TOP 10 OUTDATED PROGRAMMING LANGUAGES TO FORGET IN 2022

Programming languages that take the coding world by storm are introduced only once in a few years. Meanwhile, quite many coding languages developed on the lines of these languages find their way into a programmer’s tech stack for a short term and then disappear. At times mainstream programming languages have to face a similar fate when equally competent programming languages, with better features, are released into the market. Here are the top 10 outdated programming languages which are worth forgetting.
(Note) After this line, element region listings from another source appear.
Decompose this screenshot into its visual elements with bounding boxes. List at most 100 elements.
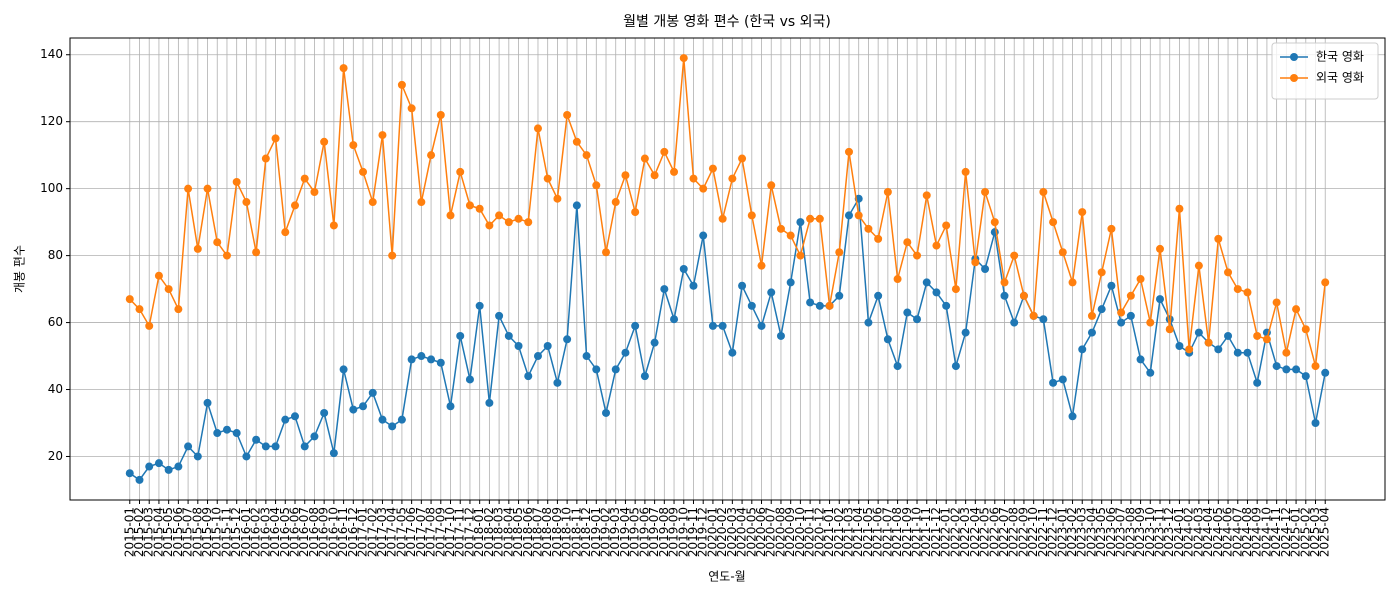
data-point <box>592 365 601 374</box>
data-point <box>1117 318 1126 327</box>
x-tick-label: 2015-06 <box>171 507 185 557</box>
x-tick-label: 2018-09 <box>550 507 564 557</box>
x-tick-label: 2016-03 <box>258 507 272 557</box>
data-point <box>738 281 747 290</box>
x-tick-label: 2020-07 <box>764 507 778 557</box>
data-point <box>1175 342 1184 350</box>
data-point <box>582 352 591 361</box>
data-point <box>747 211 756 220</box>
data-point <box>1146 318 1155 327</box>
x-tick-label: 2018-05 <box>511 507 525 557</box>
x-tick-label: 2024-02 <box>1182 507 1196 557</box>
data-point <box>981 188 990 196</box>
data-point <box>767 288 776 297</box>
data-point <box>1000 291 1009 300</box>
x-tick-label: 2022-11 <box>1036 507 1050 557</box>
data-point <box>699 184 708 193</box>
data-point <box>893 275 902 284</box>
data-point <box>495 211 504 220</box>
legend-marker <box>1290 74 1298 82</box>
x-tick-label: 2018-03 <box>492 507 506 557</box>
y-tick-label: 20 <box>48 449 63 463</box>
data-point <box>767 181 776 190</box>
x-tick-label: 2025-04 <box>1318 507 1332 557</box>
data-point <box>718 321 727 330</box>
data-point <box>922 191 931 200</box>
data-point <box>1049 378 1058 387</box>
data-point <box>738 154 747 163</box>
x-tick-label: 2023-03 <box>1075 507 1089 557</box>
data-point <box>1087 311 1096 320</box>
x-tick-label: 2021-10 <box>910 507 924 557</box>
x-tick-label: 2024-03 <box>1191 507 1205 557</box>
data-point <box>699 231 708 240</box>
x-tick-label: 2015-08 <box>190 507 204 557</box>
x-tick-label: 2019-06 <box>637 507 651 557</box>
data-point <box>1156 244 1165 253</box>
x-tick-label: 2019-05 <box>628 507 642 557</box>
data-point <box>660 285 669 294</box>
data-point <box>631 321 640 330</box>
data-point <box>1165 325 1174 334</box>
data-point <box>572 137 581 146</box>
data-point <box>1321 368 1330 377</box>
x-tick-label: 2022-08 <box>1007 507 1021 557</box>
data-point <box>514 214 523 223</box>
data-point <box>359 167 368 176</box>
x-tick-label: 2020-04 <box>735 507 749 557</box>
data-point <box>446 402 455 411</box>
data-point <box>553 194 562 203</box>
data-point <box>776 224 785 233</box>
data-point <box>1107 224 1116 233</box>
data-point <box>349 141 358 150</box>
data-point <box>1253 331 1262 340</box>
x-tick-label: 2023-09 <box>1133 507 1147 557</box>
plot-frame <box>69 37 1386 501</box>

Programming languages that take the coding world by storm are introduced only once in a few years. Meanwhile, quite many coding languages developed on the lines of these languages find their way into a programmer’s tech stack for a short term and then disappear. At times mainstream programming languages have to face a similar fate when equally competent programming languages, with better features, are released into the market. Here are the top 10 outdated programming languages which are worth forgetting.

1.VB.NET
Visual Basic.NET, a language created by Microsoft has a syntax similar to BASIC and a coding style similar to that of C#. With developers actively adopting modern languages like .NET and C#, it might see itself shelved very soon.

2. Elm:
It has been developed as a domain-specific language for declaratively creating web browser-based graphical user interfaces. It is considered a dying language as it has been dormant for the past two years with no significant update.

3. Coffee Script:
Though known for its prettier looks and efficient destructuring, it is quite notorious for the ambiguity it adds to the programming. Coffee Script lacks the function of explicit scoping and real functions, a primary reason for its decline in the popularity charts.

4. Haskell:
A culmination of not-so-popular languages like Miranda and Clean, it has been the language firms and projects like Facebook and Github resorted to. Of late it is giving up to RedMonk despite having major updates in recent years.

5. Erlang:
A general-purpose language, adopted largely by telecommunication systems, has performed not so well in the job market. Though it had a constant presence last year, its community engagement was not so good.

6. PASCAL:
A direct descendant of ALGOL 60, has once ruled as an imperative and procedural programming language. Now that Delphi has taken that role, PASCAL language is being pushed to the corner.

7. COBOL60 :
COBOL was basically created for business applications, it had to give in to more comfortable static typing of Java or dynamic typing of Python. Because of its strong typing rules, and difficulty in parsing, companies are opting for other languages.

8. Cold Fusion:
It was launched by Adobe with several advanced features for web and mobile application development. In addition, it comes with different versions developers and enterprises can use according to their needs. But due to poor quality of debugging and lack of package manager, it is gradually losing its popularity.

9. Objective-C
Once a popular language for developing Apple’s applications, it is quickly being replaced by Swift. More developers are choosing Swift over er Objective-C, for Swift is feature-rich. However, it has not crashed to as low as one might expect, thanks to its legacy code.

10. Perl :
It is the collective name given to the bunch of high-level, general-purpose, interpreted, and dynamic programming languages. Though its main drawback lies in draining the CPU’s capacity, it is being rendered redundant as programmers are being drawn to other modern languages.